Gomez’s activism was especially important during this past fall’s orientation welcome week when she helped to support the matriculating students in the Class of 2024 by participating in an educational workshop covering racism in health care.  Gomez introduced the incoming students to the task force, WC4BL, and WesternU students for Social Justice.  This support was vitally important, because the hybrid nature of education in the pandemic made it difficult for new students to find support and to make connections.

Gomez and the members of the College task force have worked together to start a speaker series highlighting presentations by experts to further expand our conversations related to diversity, equity, inclusion, and anti-racism.  Ben Danielson, MD, kicked off the series and emphasized the importance of having these conversations and Ruth Shoge, OD, MPH held cultural humility workshops with each class.

Gomez is currently working with the Humanism SPG task force and the Harriet K. and Philip Pumerantz Library on a university-wide anti-racism course and is teaching an optometric Spanish class to classmates to reduce the communication barrier among students, doctors and patients.

“We are all very proud of Jacqueline and her leadership,” said CO Dean Elizabeth Hoppe, OD, MPH, DrPH, “She is taking her beliefs and putting them into action on behalf of our College, her classmates, and her future patients.  She is making a big difference within our communities.  I am certain that the leadership skills that Jackie is perfecting now will continue to grow and develop and that she will be a driving force in the optometric profession.”

Gomez is a first-generation Mexican American born in Seattle, Washington. She was raised going back and forth between Seattle and her parent’s hometown of Union de Tula, Jalisco, Mexico.

She wants to become an optometrist because the Latinx community is one of the most impacted groups from diabetes. She has witnessed close relatives and members of her community suffer from complications due to this disease, including vision loss.

“I realized that the higher rates of diabetes could not solely be attributed to a hereditary condition, but rather to a lack of culturally competent health care and education,” she said. Their vision loss could have been prevented.

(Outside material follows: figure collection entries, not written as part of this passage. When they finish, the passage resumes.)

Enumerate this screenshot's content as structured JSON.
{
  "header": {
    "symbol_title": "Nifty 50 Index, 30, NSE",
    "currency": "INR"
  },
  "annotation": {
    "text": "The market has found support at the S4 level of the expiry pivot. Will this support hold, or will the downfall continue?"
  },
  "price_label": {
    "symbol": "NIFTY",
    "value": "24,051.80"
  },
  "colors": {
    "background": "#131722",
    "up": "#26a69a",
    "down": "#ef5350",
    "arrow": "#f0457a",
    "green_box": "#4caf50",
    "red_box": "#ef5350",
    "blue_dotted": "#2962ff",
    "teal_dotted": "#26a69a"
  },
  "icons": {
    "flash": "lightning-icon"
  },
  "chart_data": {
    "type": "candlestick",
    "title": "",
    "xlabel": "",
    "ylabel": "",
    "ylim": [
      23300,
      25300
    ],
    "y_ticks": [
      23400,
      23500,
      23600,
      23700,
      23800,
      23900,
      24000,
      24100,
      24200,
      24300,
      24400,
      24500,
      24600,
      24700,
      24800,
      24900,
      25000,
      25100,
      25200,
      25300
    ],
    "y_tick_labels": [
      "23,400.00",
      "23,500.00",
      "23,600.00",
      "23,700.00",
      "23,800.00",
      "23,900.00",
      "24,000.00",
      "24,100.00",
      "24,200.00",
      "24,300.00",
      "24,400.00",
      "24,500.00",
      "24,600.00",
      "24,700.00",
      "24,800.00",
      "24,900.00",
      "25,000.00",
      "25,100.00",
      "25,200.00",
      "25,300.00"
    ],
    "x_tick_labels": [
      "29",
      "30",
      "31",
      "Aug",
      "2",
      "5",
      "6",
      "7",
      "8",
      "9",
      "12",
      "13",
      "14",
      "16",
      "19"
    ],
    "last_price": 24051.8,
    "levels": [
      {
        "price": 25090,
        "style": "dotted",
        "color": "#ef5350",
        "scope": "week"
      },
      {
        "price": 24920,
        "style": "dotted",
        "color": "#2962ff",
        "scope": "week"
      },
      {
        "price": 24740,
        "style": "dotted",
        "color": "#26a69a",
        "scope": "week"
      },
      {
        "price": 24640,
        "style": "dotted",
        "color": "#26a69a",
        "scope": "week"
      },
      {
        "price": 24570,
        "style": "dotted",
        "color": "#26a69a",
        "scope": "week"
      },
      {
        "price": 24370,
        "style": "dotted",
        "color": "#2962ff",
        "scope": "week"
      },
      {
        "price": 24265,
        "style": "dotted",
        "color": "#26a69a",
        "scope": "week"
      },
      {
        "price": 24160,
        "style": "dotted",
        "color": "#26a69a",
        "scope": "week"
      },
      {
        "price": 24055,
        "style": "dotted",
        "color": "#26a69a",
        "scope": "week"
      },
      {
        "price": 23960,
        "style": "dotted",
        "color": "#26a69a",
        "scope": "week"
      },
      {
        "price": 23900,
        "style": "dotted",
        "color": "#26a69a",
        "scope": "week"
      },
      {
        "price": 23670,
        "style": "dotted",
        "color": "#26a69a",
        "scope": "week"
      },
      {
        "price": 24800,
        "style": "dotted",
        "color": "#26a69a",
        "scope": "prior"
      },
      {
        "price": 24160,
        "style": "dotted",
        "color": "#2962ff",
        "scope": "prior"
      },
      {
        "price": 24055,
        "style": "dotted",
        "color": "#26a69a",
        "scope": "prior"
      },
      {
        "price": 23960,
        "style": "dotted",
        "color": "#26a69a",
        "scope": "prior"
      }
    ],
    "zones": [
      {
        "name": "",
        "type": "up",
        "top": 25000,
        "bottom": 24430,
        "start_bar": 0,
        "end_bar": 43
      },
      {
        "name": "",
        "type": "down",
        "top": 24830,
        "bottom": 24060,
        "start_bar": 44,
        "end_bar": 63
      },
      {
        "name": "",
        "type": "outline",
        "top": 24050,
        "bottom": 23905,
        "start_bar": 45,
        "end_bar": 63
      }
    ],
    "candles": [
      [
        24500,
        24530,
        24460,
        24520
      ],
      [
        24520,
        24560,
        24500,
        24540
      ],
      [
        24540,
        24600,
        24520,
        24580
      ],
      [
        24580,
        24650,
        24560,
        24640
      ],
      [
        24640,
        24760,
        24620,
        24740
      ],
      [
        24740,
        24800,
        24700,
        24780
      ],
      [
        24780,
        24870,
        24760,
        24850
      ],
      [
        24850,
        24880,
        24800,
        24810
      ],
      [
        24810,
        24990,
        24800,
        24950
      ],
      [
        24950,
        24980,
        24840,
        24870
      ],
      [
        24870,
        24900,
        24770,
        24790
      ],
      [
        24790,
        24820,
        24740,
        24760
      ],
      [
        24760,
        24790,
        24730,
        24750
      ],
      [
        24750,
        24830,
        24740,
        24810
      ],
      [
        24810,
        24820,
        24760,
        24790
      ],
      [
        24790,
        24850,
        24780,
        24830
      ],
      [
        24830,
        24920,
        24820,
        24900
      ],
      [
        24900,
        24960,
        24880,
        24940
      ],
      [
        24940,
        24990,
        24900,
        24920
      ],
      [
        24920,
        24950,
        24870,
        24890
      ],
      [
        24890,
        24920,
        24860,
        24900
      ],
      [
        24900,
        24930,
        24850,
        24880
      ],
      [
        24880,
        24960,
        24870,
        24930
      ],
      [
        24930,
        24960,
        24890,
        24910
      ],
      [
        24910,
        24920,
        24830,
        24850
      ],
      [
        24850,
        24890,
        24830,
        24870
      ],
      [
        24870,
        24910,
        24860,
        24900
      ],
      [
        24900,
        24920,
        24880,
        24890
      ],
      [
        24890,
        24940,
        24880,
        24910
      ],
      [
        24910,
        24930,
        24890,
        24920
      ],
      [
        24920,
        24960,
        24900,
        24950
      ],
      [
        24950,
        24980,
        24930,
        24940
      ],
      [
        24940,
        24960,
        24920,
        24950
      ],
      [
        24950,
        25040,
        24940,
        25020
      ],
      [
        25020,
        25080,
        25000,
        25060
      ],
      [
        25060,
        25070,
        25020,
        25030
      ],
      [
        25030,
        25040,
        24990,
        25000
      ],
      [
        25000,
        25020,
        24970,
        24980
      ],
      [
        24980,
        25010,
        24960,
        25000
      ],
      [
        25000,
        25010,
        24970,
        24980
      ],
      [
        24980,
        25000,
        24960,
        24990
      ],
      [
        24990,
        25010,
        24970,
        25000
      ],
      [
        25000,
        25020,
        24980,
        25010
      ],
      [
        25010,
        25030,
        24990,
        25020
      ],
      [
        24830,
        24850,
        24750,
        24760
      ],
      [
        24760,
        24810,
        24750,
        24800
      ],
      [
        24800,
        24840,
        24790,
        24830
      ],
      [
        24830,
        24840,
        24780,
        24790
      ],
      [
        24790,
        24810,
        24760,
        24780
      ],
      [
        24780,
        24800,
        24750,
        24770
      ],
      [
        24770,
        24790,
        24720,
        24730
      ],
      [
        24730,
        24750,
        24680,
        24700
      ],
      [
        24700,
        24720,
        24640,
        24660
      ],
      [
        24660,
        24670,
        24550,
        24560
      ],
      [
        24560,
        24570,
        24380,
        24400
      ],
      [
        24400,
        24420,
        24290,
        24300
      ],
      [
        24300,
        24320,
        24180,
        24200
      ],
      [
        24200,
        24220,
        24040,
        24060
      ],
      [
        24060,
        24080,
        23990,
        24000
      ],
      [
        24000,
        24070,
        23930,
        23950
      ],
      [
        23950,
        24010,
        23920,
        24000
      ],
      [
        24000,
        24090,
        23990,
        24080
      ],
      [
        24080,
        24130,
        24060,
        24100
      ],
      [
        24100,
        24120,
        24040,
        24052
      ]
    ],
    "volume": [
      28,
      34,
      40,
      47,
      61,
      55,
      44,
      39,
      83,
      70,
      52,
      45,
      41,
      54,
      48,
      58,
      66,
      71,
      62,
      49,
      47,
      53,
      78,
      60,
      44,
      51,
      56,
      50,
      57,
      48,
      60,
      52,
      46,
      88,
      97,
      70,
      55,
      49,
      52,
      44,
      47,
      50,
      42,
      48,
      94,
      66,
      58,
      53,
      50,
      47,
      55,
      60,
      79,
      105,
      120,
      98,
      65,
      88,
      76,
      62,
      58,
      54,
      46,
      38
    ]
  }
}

I became impassioned to learn how to prevent others from experiencing the detrimental effects of vision loss and made the choice to become an optometrist.”

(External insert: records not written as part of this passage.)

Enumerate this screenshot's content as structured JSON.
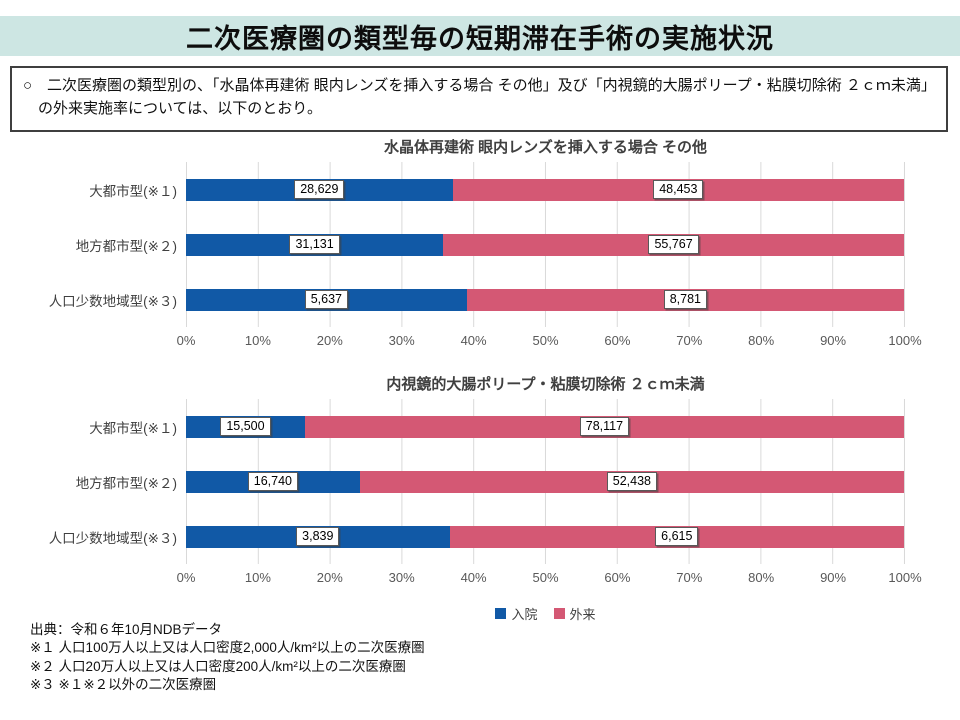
{
  "title": "二次医療圏の類型毎の短期滞在手術の実施状況",
  "intro": {
    "text": "○　二次医療圏の類型別の、「水晶体再建術 眼内レンズを挿入する場合 その他」及び「内視鏡的大腸ポリープ・粘膜切除術 ２ｃｍ未満」の外来実施率については、以下のとおり。"
  },
  "colors": {
    "inpatient_blue": "#1159A6",
    "outpatient_pink": "#D45874",
    "header_band_teal": "#CDE6E3",
    "gridline_gray": "#D9D9D9"
  },
  "legend": [
    {
      "label": "入院",
      "color": "#1159A6"
    },
    {
      "label": "外来",
      "color": "#D45874"
    }
  ],
  "chart_data": [
    {
      "type": "bar",
      "orientation": "horizontal",
      "stacked": true,
      "percent_stacked": true,
      "grid": true,
      "title": "水晶体再建術 眼内レンズを挿入する場合 その他",
      "categories": [
        "大都市型(※１)",
        "地方都市型(※２)",
        "人口少数地域型(※３)"
      ],
      "series": [
        {
          "name": "入院",
          "color": "#1159A6",
          "values": [
            28629,
            31131,
            5637
          ]
        },
        {
          "name": "外来",
          "color": "#D45874",
          "values": [
            48453,
            55767,
            8781
          ]
        }
      ],
      "data_labels": [
        [
          "28,629",
          "48,453"
        ],
        [
          "31,131",
          "55,767"
        ],
        [
          "5,637",
          "8,781"
        ]
      ],
      "x_axis": {
        "lim": [
          0,
          100
        ],
        "ticks": [
          "0%",
          "10%",
          "20%",
          "30%",
          "40%",
          "50%",
          "60%",
          "70%",
          "80%",
          "90%",
          "100%"
        ]
      }
    },
    {
      "type": "bar",
      "orientation": "horizontal",
      "stacked": true,
      "percent_stacked": true,
      "grid": true,
      "title": "内視鏡的大腸ポリープ・粘膜切除術 ２ｃｍ未満",
      "categories": [
        "大都市型(※１)",
        "地方都市型(※２)",
        "人口少数地域型(※３)"
      ],
      "series": [
        {
          "name": "入院",
          "color": "#1159A6",
          "values": [
            15500,
            16740,
            3839
          ]
        },
        {
          "name": "外来",
          "color": "#D45874",
          "values": [
            78117,
            52438,
            6615
          ]
        }
      ],
      "data_labels": [
        [
          "15,500",
          "78,117"
        ],
        [
          "16,740",
          "52,438"
        ],
        [
          "3,839",
          "6,615"
        ]
      ],
      "x_axis": {
        "lim": [
          0,
          100
        ],
        "ticks": [
          "0%",
          "10%",
          "20%",
          "30%",
          "40%",
          "50%",
          "60%",
          "70%",
          "80%",
          "90%",
          "100%"
        ]
      }
    }
  ],
  "footer": {
    "source": "出典：令和６年10月NDBデータ",
    "notes": [
      "※１ 人口100万人以上又は人口密度2,000人/km²以上の二次医療圏",
      "※２ 人口20万人以上又は人口密度200人/km²以上の二次医療圏",
      "※３ ※１※２以外の二次医療圏"
    ]
  }
}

These experiences have served as the inspiration and motivation for Gomez to actively pursue a career that would allow her to serve her community.

When choosing WesternU College of Optometry, Gomez said it was important for her to choose a school where she could be mentally and emotionally happy, while also considering the location, diversity, sense of community, patient population, student resources, and proximity to family. Anything that would help make her feel at home.

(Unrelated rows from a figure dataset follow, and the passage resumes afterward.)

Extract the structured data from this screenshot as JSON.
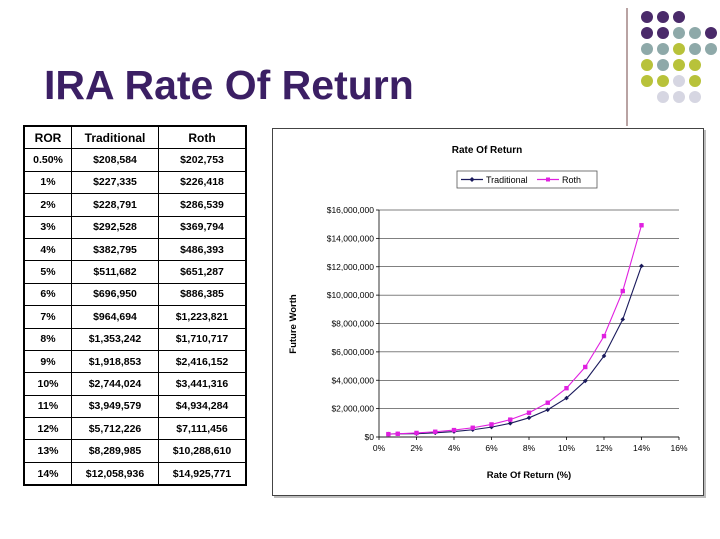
{
  "slide": {
    "title": "IRA Rate Of Return"
  },
  "table": {
    "headers": [
      "ROR",
      "Traditional",
      "Roth"
    ],
    "rows": [
      [
        "0.50%",
        "$208,584",
        "$202,753"
      ],
      [
        "1%",
        "$227,335",
        "$226,418"
      ],
      [
        "2%",
        "$228,791",
        "$286,539"
      ],
      [
        "3%",
        "$292,528",
        "$369,794"
      ],
      [
        "4%",
        "$382,795",
        "$486,393"
      ],
      [
        "5%",
        "$511,682",
        "$651,287"
      ],
      [
        "6%",
        "$696,950",
        "$886,385"
      ],
      [
        "7%",
        "$964,694",
        "$1,223,821"
      ],
      [
        "8%",
        "$1,353,242",
        "$1,710,717"
      ],
      [
        "9%",
        "$1,918,853",
        "$2,416,152"
      ],
      [
        "10%",
        "$2,744,024",
        "$3,441,316"
      ],
      [
        "11%",
        "$3,949,579",
        "$4,934,284"
      ],
      [
        "12%",
        "$5,712,226",
        "$7,111,456"
      ],
      [
        "13%",
        "$8,289,985",
        "$10,288,610"
      ],
      [
        "14%",
        "$12,058,936",
        "$14,925,771"
      ]
    ]
  },
  "chart_data": {
    "type": "line",
    "title": "Rate Of Return",
    "xlabel": "Rate Of Return (%)",
    "ylabel": "Future Worth",
    "x": [
      0.5,
      1,
      2,
      3,
      4,
      5,
      6,
      7,
      8,
      9,
      10,
      11,
      12,
      13,
      14
    ],
    "xlim": [
      0,
      16
    ],
    "ylim": [
      0,
      16000000
    ],
    "x_ticks": [
      0,
      2,
      4,
      6,
      8,
      10,
      12,
      14,
      16
    ],
    "x_tick_labels": [
      "0%",
      "2%",
      "4%",
      "6%",
      "8%",
      "10%",
      "12%",
      "14%",
      "16%"
    ],
    "y_ticks": [
      0,
      2000000,
      4000000,
      6000000,
      8000000,
      10000000,
      12000000,
      14000000,
      16000000
    ],
    "y_tick_labels": [
      "$0",
      "$2,000,000",
      "$4,000,000",
      "$6,000,000",
      "$8,000,000",
      "$10,000,000",
      "$12,000,000",
      "$14,000,000",
      "$16,000,000"
    ],
    "grid": "horizontal",
    "legend": "top",
    "series": [
      {
        "name": "Traditional",
        "color": "#1a1a5c",
        "marker": "diamond",
        "values": [
          208584,
          227335,
          228791,
          292528,
          382795,
          511682,
          696950,
          964694,
          1353242,
          1918853,
          2744024,
          3949579,
          5712226,
          8289985,
          12058936
        ]
      },
      {
        "name": "Roth",
        "color": "#e020e0",
        "marker": "square",
        "values": [
          202753,
          226418,
          286539,
          369794,
          486393,
          651287,
          886385,
          1223821,
          1710717,
          2416152,
          3441316,
          4934284,
          7111456,
          10288610,
          14925771
        ]
      }
    ]
  },
  "decor": {
    "dot_colors": [
      "#4a2a6a",
      "#8ea9a9",
      "#b8c23a",
      "#d6d6e2"
    ]
  }
}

“I believe my actions are a form of preventative medicine. To prevent disease, to prevent suffering, we must learn and address not only the pathophysiological but the racism and the systems that preserve it,” she said. “I hope we create an inviting environment where underrepresented students feel supported. I hope we can proudly state that we graduate culturally competent doctors who are equipped with the tools to treat every patient with the best and most humanistic care possible.”